There couldn’t be a more fitting name for Australian actress Rebel Wilson. From her raunchy jaunts as Fat Amy, to redefining what a leading actress looks like, Wilson has always rebelled against Hollywood norms. In 2011, the Bridesmaids star hit America like a wrecking ball, figuratively and later literally in Pitch Perfect 2. But her comedy queen status came after a malaria scare, years of hard work in the land down under, and some media backlash.
Wilson hasn’t let fame go to her head, though. She may be worth an estimated $22 million, but she still considers herself an every-woman on the big screen. “I am the average size of the American and Australian woman, and yet plus-size actresses have less than one per cent of all leading roles,” she told The Daily Telegraph in 2018. “The beauty standards put up there, especially for young women, [they] can be unfair at times … In the works that I do, I am trying to put those positive messages out there.”
Had things gone a bit differently, this Aussie blonde bombshell would be in a courtroom right now. But we’re getting ahead of ourselves! From her childhood aspirations to her big a-ha moment and beyond, this is the transformation of Rebel Wilson.
Rebel Wilson came from dog breeding and Disney royalty
Rebel Wilson was born in Sydney, Australia. According to Biography, her parents were “professional dog handlers,” which means her childhood was unique, to say the least, as her family traveled the country selling dog products, attending shows, and breeding beagles (via Herald Sun). “I was forced to be a junior handler, which is kind of like Toddlers & Tiaras ’cause you are dressed up in little outfits, and you run around with the dogs,” Wilson told Collider in 2012. Per Herald Sun, her mother still breeds “one or two litters a year” and works as “an international dog-show judge.” Wilson’s only connection to show biz was her great aunt, Lillian Bounds, who was married to Walt Disney, though she’s quick to clarify that her family is “not in line for any royalties.”
Rebel Wilson was an Australian comedy mainstay
After her stranger than fiction hallucination, Rebel Wilson enrolled in The Australian Theatre for Young People where actresses like Nicole Kidman and Toni Collette had studied, per Collider.
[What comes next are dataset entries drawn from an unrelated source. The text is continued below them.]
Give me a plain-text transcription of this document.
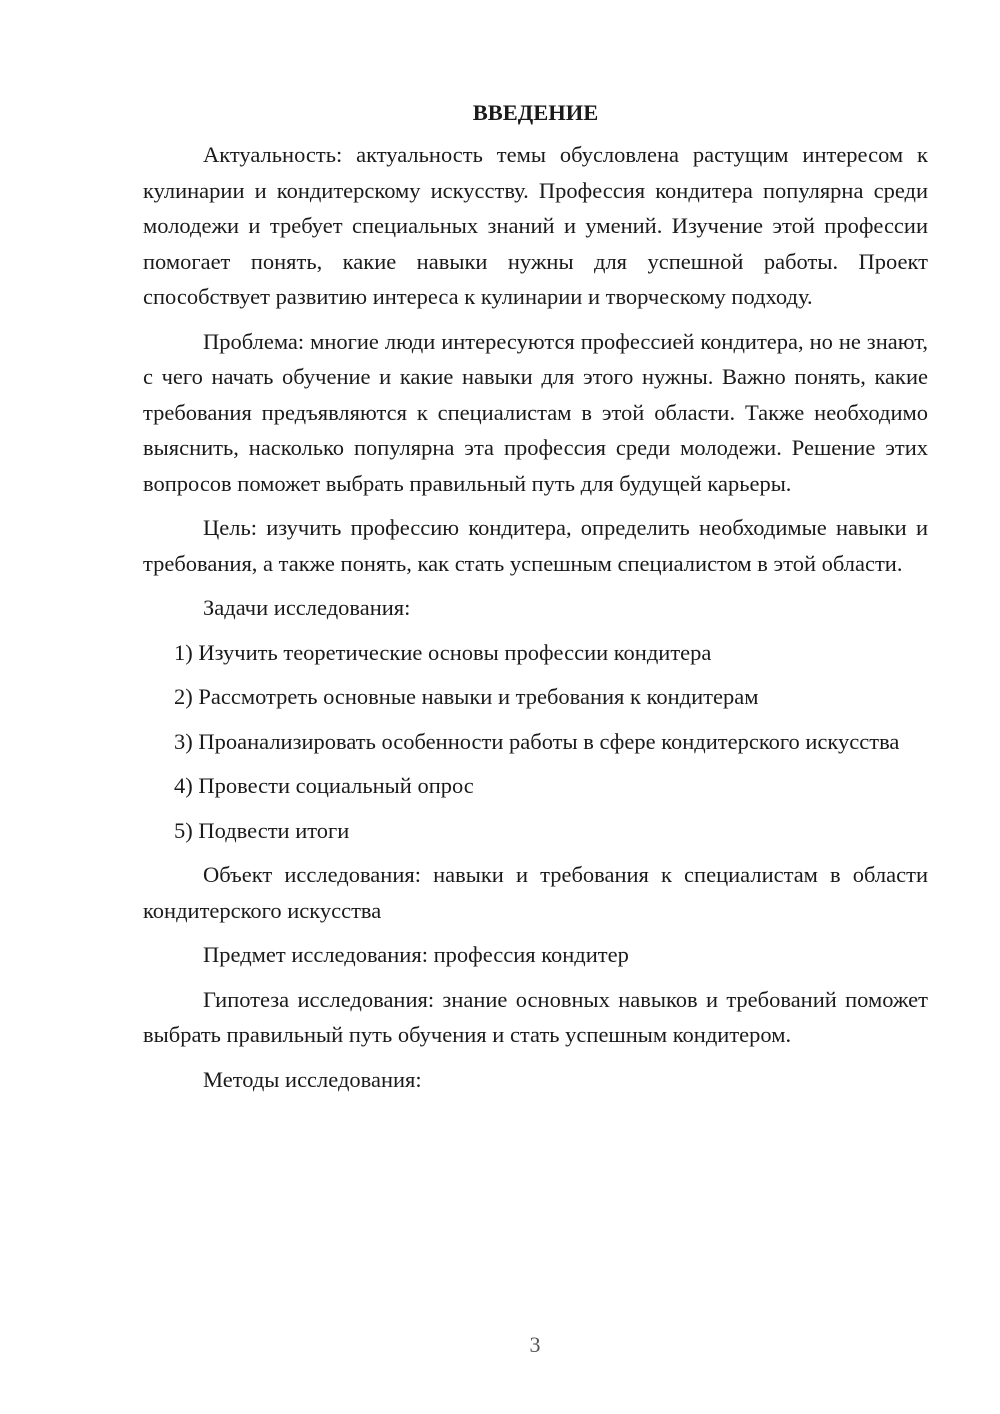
ВВЕДЕНИЕ

Актуальность: актуальность темы обусловлена растущим интересом к кулинарии и кондитерскому искусству. Профессия кондитера популярна среди молодежи и требует специальных знаний и умений. Изучение этой профессии помогает понять, какие навыки нужны для успешной работы. Проект способствует развитию интереса к кулинарии и творческому подходу.

Проблема: многие люди интересуются профессией кондитера, но не знают, с чего начать обучение и какие навыки для этого нужны. Важно понять, какие требования предъявляются к специалистам в этой области. Также необходимо выяснить, насколько популярна эта профессия среди молодежи. Решение этих вопросов поможет выбрать правильный путь для будущей карьеры.

Цель: изучить профессию кондитера, определить необходимые навыки и требования, а также понять, как стать успешным специалистом в этой области.

Задачи исследования:

1) Изучить теоретические основы профессии кондитера

2) Рассмотреть основные навыки и требования к кондитерам

3) Проанализировать особенности работы в сфере кондитерского искусства

4) Провести социальный опрос

5) Подвести итоги

Объект исследования: навыки и требования к специалистам в области кондитерского искусства

Предмет исследования: профессия кондитер

Гипотеза исследования: знание основных навыков и требований поможет выбрать правильный путь обучения и стать успешным кондитером.

Методы исследования:

3
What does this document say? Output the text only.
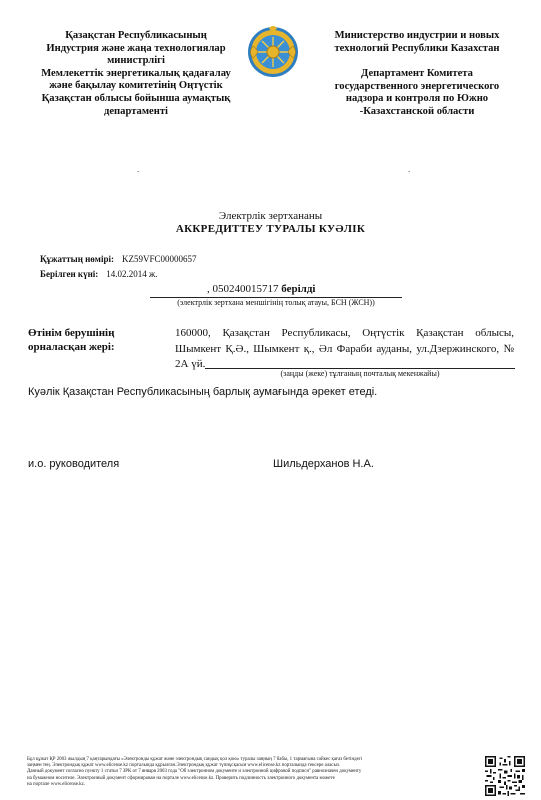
Қазақстан Республикасының

Индустрия және жаңа технологиялар

министрлігі

Мемлекеттік энергетикалық қадағалау

және бақылау комитетінің Оңтүстік

Қазақстан облысы бойынша аумақтық

департаменті

Министерство индустрии и новых

технологий Республики Казахстан

Департамент Комитета

государственного энергетического

надзора и контроля по Южно

-Казахстанской области

.	.
Электрлік зертхананы
АККРЕДИТТЕУ ТУРАЛЫ КУӘЛІК
Құжаттың нөмірі: KZ59VFC00000657
Берілген күні: 14.02.2014 ж.
, 050240015717 берілді
(электрлік зертхана меншігінің толық атауы, БСН (ЖСН))
Өтінім берушінің орналасқан жері:
160000, Қазақстан Республикасы, Оңтүстік Қазақстан облысы, Шымкент Қ.Ә., Шымкент қ., Әл Фараби ауданы, ул.Дзержинского, № 2А үй.
(заңды (жеке) тұлғаның почталық мекенжайы)
Куәлік Қазақстан Республикасының барлық аумағында әрекет етеді.
и.о. руководителя	Шильдерханов Н.А.

Бұл құжат ҚР 2003 жылдың 7 қаңтарындағы «Электронды құжат және электрондық сандық қол қою» туралы заңның 7 бабы, 1 тармағына сәйкес қағаз бетіндегі

заңмен тең. Электрондық құжат www.elicense.kz порталында құрылған.Электрондық құжат түпнұсқасын www.elicense.kz порталында тексере аласыз.

Данный документ согласно пункту 1 статьи 7 ЗРК от 7 января 2003 года "Об электронном документе и электронной цифровой подписи" равнозначен документу

на бумажном носителе. Электронный документ сформирован на портале www.elicense.kz. Проверить подлинность электронного документа можете

на портале www.elicense.kz.
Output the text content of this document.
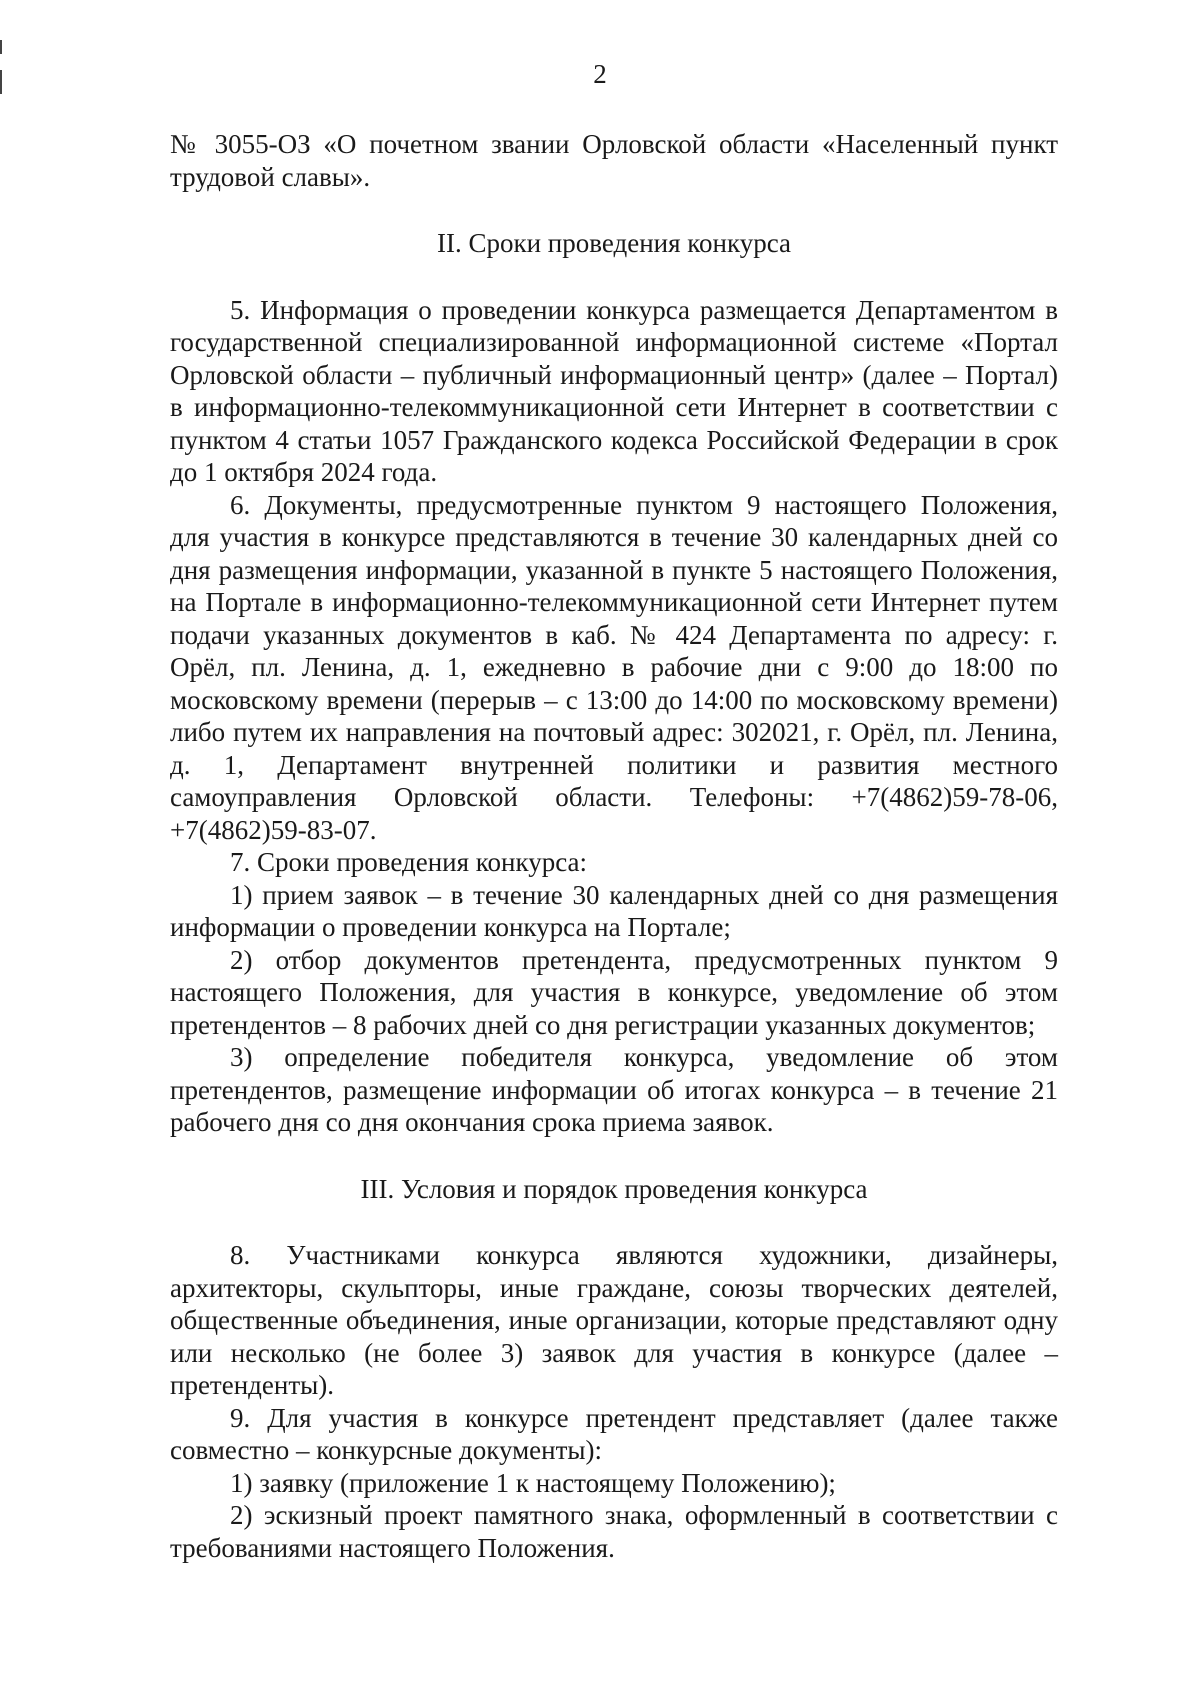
2

№ 3055-ОЗ «О почетном звании Орловской области «Населенный пункт трудовой славы».

II. Сроки проведения конкурса

5. Информация о проведении конкурса размещается Департаментом в государственной специализированной информационной системе «Портал Орловской области – публичный информационный центр» (далее – Портал) в информационно-телекоммуникационной сети Интернет в соответствии с пунктом 4 статьи 1057 Гражданского кодекса Российской Федерации в срок до 1 октября 2024 года.

6. Документы, предусмотренные пунктом 9 настоящего Положения, для участия в конкурсе представляются в течение 30 календарных дней со дня размещения информации, указанной в пункте 5 настоящего Положения, на Портале в информационно-телекоммуникационной сети Интернет путем подачи указанных документов в каб. № 424 Департамента по адресу: г. Орёл, пл. Ленина, д. 1, ежедневно в рабочие дни с 9:00 до 18:00 по московскому времени (перерыв – с 13:00 до 14:00 по московскому времени) либо путем их направления на почтовый адрес: 302021, г. Орёл, пл. Ленина, д. 1, Департамент внутренней политики и развития местного самоуправления Орловской области. Телефоны: +7(4862)59-78-06, +7(4862)59-83-07.

7. Сроки проведения конкурса:

1) прием заявок – в течение 30 календарных дней со дня размещения информации о проведении конкурса на Портале;

2) отбор документов претендента, предусмотренных пунктом 9 настоящего Положения, для участия в конкурсе, уведомление об этом претендентов – 8 рабочих дней со дня регистрации указанных документов;

3) определение победителя конкурса, уведомление об этом претендентов, размещение информации об итогах конкурса – в течение 21 рабочего дня со дня окончания срока приема заявок.

III. Условия и порядок проведения конкурса

8. Участниками конкурса являются художники, дизайнеры, архитекторы, скульпторы, иные граждане, союзы творческих деятелей, общественные объединения, иные организации, которые представляют одну или несколько (не более 3) заявок для участия в конкурсе (далее – претенденты).

9. Для участия в конкурсе претендент представляет (далее также совместно – конкурсные документы):

1) заявку (приложение 1 к настоящему Положению);

2) эскизный проект памятного знака, оформленный в соответствии с требованиями настоящего Положения.
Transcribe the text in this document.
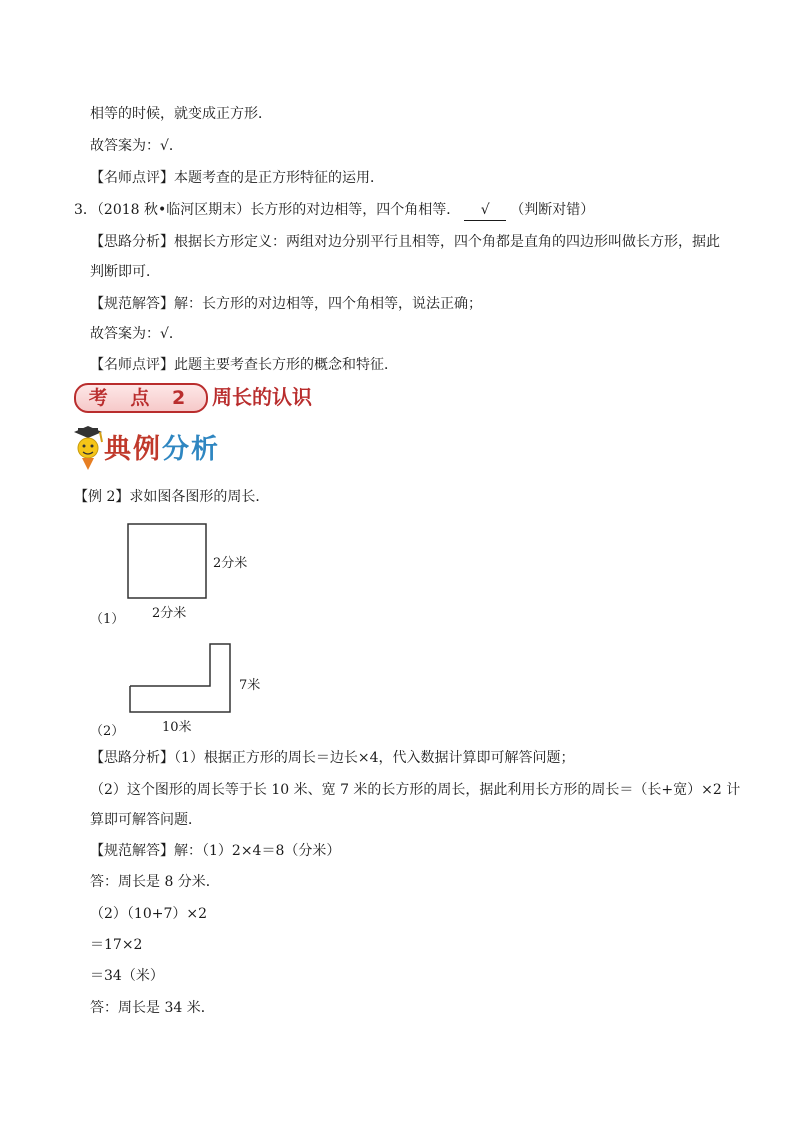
相等的时候，就变成正方形．
故答案为：√．
【名师点评】本题考查的是正方形特征的运用．
3．（2018 秋•临河区期末）长方形的对边相等，四个角相等． √ （判断对错）
【思路分析】根据长方形定义：两组对边分别平行且相等，四个角都是直角的四边形叫做长方形，据此
判断即可．
【规范解答】解：长方形的对边相等，四个角相等，说法正确；
故答案为：√．
【名师点评】此题主要考查长方形的概念和特征．
考 点 2 周长的认识
典例分析
【例 2】求如图各图形的周长．
2分米
2分米
（1）
7米
10米
（2）
【思路分析】（1）根据正方形的周长＝边长×4，代入数据计算即可解答问题；
（2）这个图形的周长等于长 10 米、宽 7 米的长方形的周长，据此利用长方形的周长＝（长+宽）×2 计
算即可解答问题．
【规范解答】解：（1）2×4＝8（分米）
答：周长是 8 分米．
（2）（10+7）×2
＝17×2
＝34（米）
答：周长是 34 米．
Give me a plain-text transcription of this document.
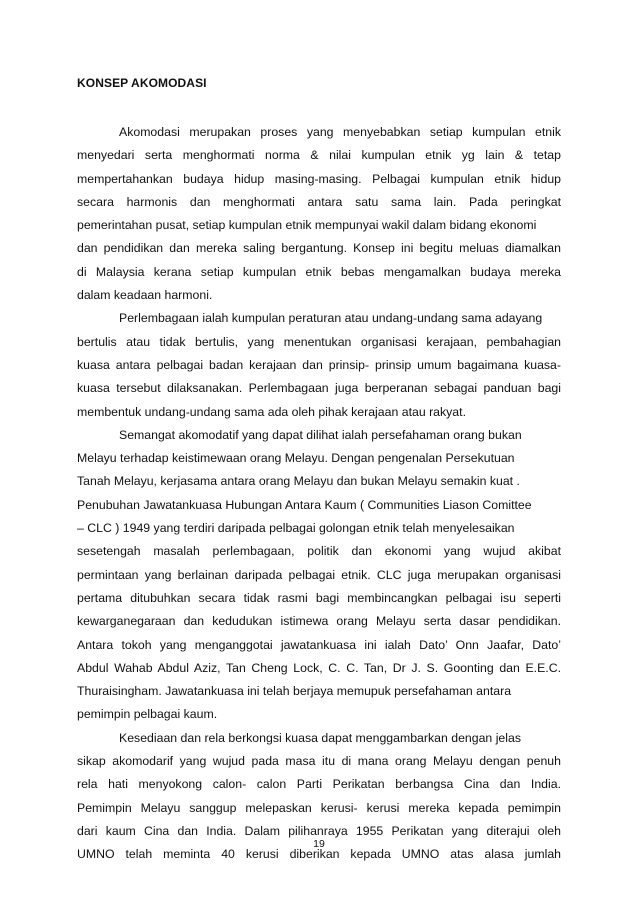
KONSEP AKOMODASI
Akomodasi merupakan proses yang menyebabkan setiap kumpulan etnik
menyedari serta menghormati norma & nilai kumpulan etnik yg lain & tetap
mempertahankan budaya hidup masing-masing. Pelbagai kumpulan etnik hidup
secara harmonis dan menghormati antara satu sama lain. Pada peringkat
pemerintahan pusat, setiap kumpulan etnik mempunyai wakil dalam bidang ekonomi
dan pendidikan dan mereka saling bergantung. Konsep ini begitu meluas diamalkan
di Malaysia kerana setiap kumpulan etnik bebas mengamalkan budaya mereka
dalam keadaan harmoni.
Perlembagaan ialah kumpulan peraturan atau undang-undang sama adayang
bertulis atau tidak bertulis, yang menentukan organisasi kerajaan, pembahagian
kuasa antara pelbagai badan kerajaan dan prinsip- prinsip umum bagaimana kuasa-
kuasa tersebut dilaksanakan. Perlembagaan juga berperanan sebagai panduan bagi
membentuk undang-undang sama ada oleh pihak kerajaan atau rakyat.
Semangat akomodatif yang dapat dilihat ialah persefahaman orang bukan
Melayu terhadap keistimewaan orang Melayu. Dengan pengenalan Persekutuan
Tanah Melayu, kerjasama antara orang Melayu dan bukan Melayu semakin kuat .
Penubuhan Jawatankuasa Hubungan Antara Kaum ( Communities Liason Comittee
– CLC ) 1949 yang terdiri daripada pelbagai golongan etnik telah menyelesaikan
sesetengah masalah perlembagaan, politik dan ekonomi yang wujud akibat
permintaan yang berlainan daripada pelbagai etnik. CLC juga merupakan organisasi
pertama ditubuhkan secara tidak rasmi bagi membincangkan pelbagai isu seperti
kewarganegaraan dan kedudukan istimewa orang Melayu serta dasar pendidikan.
Antara tokoh yang menganggotai jawatankuasa ini ialah Dato’ Onn Jaafar, Dato’
Abdul Wahab Abdul Aziz, Tan Cheng Lock, C. C. Tan, Dr J. S. Goonting dan E.E.C.
Thuraisingham. Jawatankuasa ini telah berjaya memupuk persefahaman antara
pemimpin pelbagai kaum.
Kesediaan dan rela berkongsi kuasa dapat menggambarkan dengan jelas
sikap akomodarif yang wujud pada masa itu di mana orang Melayu dengan penuh
rela hati menyokong calon- calon Parti Perikatan berbangsa Cina dan India.
Pemimpin Melayu sanggup melepaskan kerusi- kerusi mereka kepada pemimpin
dari kaum Cina dan India. Dalam pilihanraya 1955 Perikatan yang diterajui oleh
UMNO telah meminta 40 kerusi diberikan kepada UMNO atas alasa jumlah
19
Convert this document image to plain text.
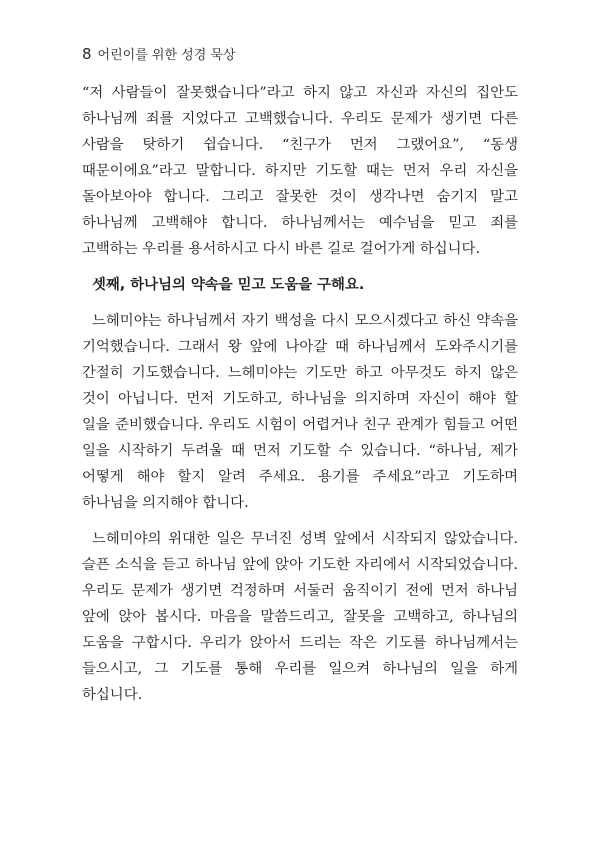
8 어린이를 위한 성경 묵상

“저 사람들이 잘못했습니다”라고 하지 않고 자신과 자신의 집안도 하나님께 죄를 지었다고 고백했습니다. 우리도 문제가 생기면 다른 사람을 탓하기 쉽습니다. “친구가 먼저 그랬어요”, “동생 때문이에요”라고 말합니다. 하지만 기도할 때는 먼저 우리 자신을 돌아보아야 합니다. 그리고 잘못한 것이 생각나면 숨기지 말고 하나님께 고백해야 합니다. 하나님께서는 예수님을 믿고 죄를 고백하는 우리를 용서하시고 다시 바른 길로 걸어가게 하십니다.

셋째, 하나님의 약속을 믿고 도움을 구해요.

느헤미야는 하나님께서 자기 백성을 다시 모으시겠다고 하신 약속을 기억했습니다. 그래서 왕 앞에 나아갈 때 하나님께서 도와주시기를 간절히 기도했습니다. 느헤미야는 기도만 하고 아무것도 하지 않은 것이 아닙니다. 먼저 기도하고, 하나님을 의지하며 자신이 해야 할 일을 준비했습니다. 우리도 시험이 어렵거나 친구 관계가 힘들고 어떤 일을 시작하기 두려울 때 먼저 기도할 수 있습니다. “하나님, 제가 어떻게 해야 할지 알려 주세요. 용기를 주세요”라고 기도하며 하나님을 의지해야 합니다.

느헤미야의 위대한 일은 무너진 성벽 앞에서 시작되지 않았습니다. 슬픈 소식을 듣고 하나님 앞에 앉아 기도한 자리에서 시작되었습니다. 우리도 문제가 생기면 걱정하며 서둘러 움직이기 전에 먼저 하나님 앞에 앉아 봅시다. 마음을 말씀드리고, 잘못을 고백하고, 하나님의 도움을 구합시다. 우리가 앉아서 드리는 작은 기도를 하나님께서는 들으시고, 그 기도를 통해 우리를 일으켜 하나님의 일을 하게 하십니다.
She quickly became known in the Australian comedy scene for writing and starring in her own productions. “I’ve had to create my own plays, television roles, and movie projects in order to play the parts I’ve wanted,” she told People (via Who) in 2017.
In 2002, Wilson continued on her path to Hollywood with stops in Chicago, thanks to a scholarship to the legendary Second City improv school, and New York City where she reportedly once “enrolled at the New York Film Academy” (via The Sydney Morning Herald). This led to her television debut as Toula in 2003’s Australian series Pizza, according to Biography, after which her career picked up steam, leading to stints on Australian shows, including The Wedge and Bogan Pride. However, America was always Wilson’s goal, and cameos in Rules of Engagement, 2007’s Ghost Rider, and the above cheeky appearance at 2008’s Nickelodeon Australian Kids’ Choice Awards showed she was chomping at the bit to prove herself.
Bridesmaids was Rebel Wilson’s breakthrough in the U.S.
Rebel Wilson’s big break came with a little film called Bridesmaids. Produced by Judd Apatow and directed by Paul Feig, the 2011 comedy blockbuster featured an ensemble cast of humorous heavyweights, including Kristen Wiig, Maya Rudolph, and Rose Byrne. It was a massive box office hit, eventually becoming the highest-grossing “R-rated female comedy of all time,” according to The Hollywood Reporter. While the film introduced audiences across the globe to Melissa McCarthy, it also served as an introduction to Wilson, whose scenes as Wiig’s roommate, Brynn, were instantly memorable.
Disputes about Rebel Wilson’s past stirred up some drama
According to Biography, 2017 marked the end of Rebel Wilson’s years-long battle with Bauer Media. Two years earlier, the Australian publication dug up that her birth year was 1980, which conflicted with Wilson’s rather vague statements in the press about her actual age. The publication also claimed “she had lied about her age and other biographical information,” including her family’s status growing up. While Wilson poked fun at the reports on Twitter, writing, “I’m actually a 100 year old mermaid formerly known as ‘CC Chalice,'” behind-the-scenes, she wasn’t laughing.
After suing for damages in 2015, Wilson initially won her case, resulting in a $4.7 million payout, the largest for a defamation case in Australian history according to BBC News. She asserted that Bauer had made her out to be a “serial liar,” hurting her career. However, the damages were reduced by nearly $4 million after a 2018 appeal from the publication. The actress insisted it was never about the money and planned to donate any payments she received to charity, calling the appeal “bizarre” and “unfair” in a since-deleted tweet (via AdNews).